E o que ocorreu? Marco Rubio nem recebeu os dois. Solenemente os ignorou, mostrando o quanto de fato eles são irrelevantes, quando se trata de interesses mútuos entre nações, e não politicagem de quinta. Barata. Foi um tapa na cara. E a dupla se expos ao ridículo porque quis, afinal, quem eles pensam que são? Que podem alterar os rumos de uma negociação que, antes de mais nada, interessa diretamente à Trump e aos Estados Unidos? Pura tolice, Pretensão desmedida.

Os EUA precisam do Brasil. Precisam do seu café, do seu suco de laranja, de seus aviões, de sua carne, de suas riquezas minerais, como as terras raras; e de uma infinidade de outros itens da pauta de exportação brasileira.

Não dá para imaginar que a normalização das relações entre os EUA e o Brasil vá muito além disso: dos interesses econômicos mútuos. Afinal, Trump está em guerra com o BRICS e o Brasil é um dos principais protagonistas do bloco, e portanto, um alvo nessa disputa de poder e geopolítica. Mas para a “dupla tupiniquim” o recado foi um “soco na boca do estômago“. Deve ter doído um bocado.

Essa guinada pragmática começou com um gesto simbólico, mas poderoso: o breve encontro entre Trump e Lula na Assembleia da ONU, quando o presidente americano disse ter sentido uma “química” com o brasileiro. O gesto evoluiu para algo mais concreto: um telefonema de meia hora entre os dois, no qual Lula pediu que os EUA parassem de sancionar o Brasil e de perseguir autoridades do Judiciário, como o ministro Alexandre de Moraes.

Para quem vive de mentiras, da retórica do confronto e de submissão, o movimento de Trump em direção ao diálogo com Lula foi um banho de realidade. O trumpismo de bastidor — aquele que opera em torno de negócios e poder, não de slogans — entendeu o óbvio: Eles precisam do Brasil muito mais do que o Brasil precisa dos Estados Unidos, até porque mesmo com as sanções americanas as exportações brasileiras estão indo muito bem, e cada vez mais se abrem mundo à fora novas parcerias para negócios. O Brasil da humilhação e da submissão ficou para trás com Jair Bolsonaro. Condenado Sim. Condenado. 27 anos e 3 meses de prisão.
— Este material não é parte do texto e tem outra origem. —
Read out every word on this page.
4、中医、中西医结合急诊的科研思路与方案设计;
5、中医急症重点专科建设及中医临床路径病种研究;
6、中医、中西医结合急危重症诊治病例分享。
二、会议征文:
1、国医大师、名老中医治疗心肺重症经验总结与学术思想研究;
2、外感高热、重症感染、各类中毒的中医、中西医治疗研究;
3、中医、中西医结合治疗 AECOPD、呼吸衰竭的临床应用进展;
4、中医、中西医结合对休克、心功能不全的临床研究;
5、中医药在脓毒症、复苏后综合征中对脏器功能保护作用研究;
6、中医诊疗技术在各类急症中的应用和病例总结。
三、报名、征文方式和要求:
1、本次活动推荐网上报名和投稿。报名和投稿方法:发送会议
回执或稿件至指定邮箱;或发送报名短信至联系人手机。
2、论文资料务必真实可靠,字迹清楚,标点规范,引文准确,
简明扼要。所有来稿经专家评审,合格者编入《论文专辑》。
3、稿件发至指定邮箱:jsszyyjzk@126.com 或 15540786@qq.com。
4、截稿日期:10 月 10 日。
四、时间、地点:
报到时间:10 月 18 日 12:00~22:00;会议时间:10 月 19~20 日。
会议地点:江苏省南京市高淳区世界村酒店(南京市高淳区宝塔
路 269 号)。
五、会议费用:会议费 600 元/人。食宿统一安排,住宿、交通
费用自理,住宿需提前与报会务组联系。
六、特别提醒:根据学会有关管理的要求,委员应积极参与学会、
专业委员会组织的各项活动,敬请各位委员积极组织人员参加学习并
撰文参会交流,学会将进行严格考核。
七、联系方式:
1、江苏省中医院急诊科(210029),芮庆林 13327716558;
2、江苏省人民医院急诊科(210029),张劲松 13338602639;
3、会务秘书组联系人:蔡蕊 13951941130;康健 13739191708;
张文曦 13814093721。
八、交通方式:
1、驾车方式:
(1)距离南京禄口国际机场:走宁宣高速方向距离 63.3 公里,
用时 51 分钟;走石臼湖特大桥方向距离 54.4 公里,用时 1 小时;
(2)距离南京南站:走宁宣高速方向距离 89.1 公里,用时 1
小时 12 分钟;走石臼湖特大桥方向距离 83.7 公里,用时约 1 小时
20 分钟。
E foi nesse contexto que a reunião de Marco Rubio com Mauro Vieira se tornou o símbolo dessa nova fase. O encontro, classificado como “muito positivo”, abriu caminho para uma reunião presencial entre Lula e Trump, que, segundo fontes diplomáticas, pode ocorrer tanto nos EUA quanto no Brasil.

O “fora” de Marco Rubio foi mais do que um gesto: foi uma lição pública de “realpolitik“. Os EUA perceberam que não há espaço para picuinhas ideológicas num tabuleiro em que a China, a Rússia e o Irã ampliam influência cada vez maior sobre o Sul Global. Se antes Bolsonaro servia de peça útil num jogo de contenção, agora, com Lula e seu prestígio internacional, o pragmatismo fala mais alto.

Eduardo e Figueiredo parecem não compreender que a diplomacia não se faz com lives, mas com gestos concretos e compromissos de Estado. A tentativa de deslegitimar o chanceler Mauro Vieira foi uma jogada tão amadora quanto previsível — e terminou com os dois sendo humilhados, feitos de bobo, enquanto se consolidava um canal de diálogo direto entre os dois países, para desespero não só de Eduardo e de seu “parça”, mas também da bancada de puxa sacos e vira latas daqui.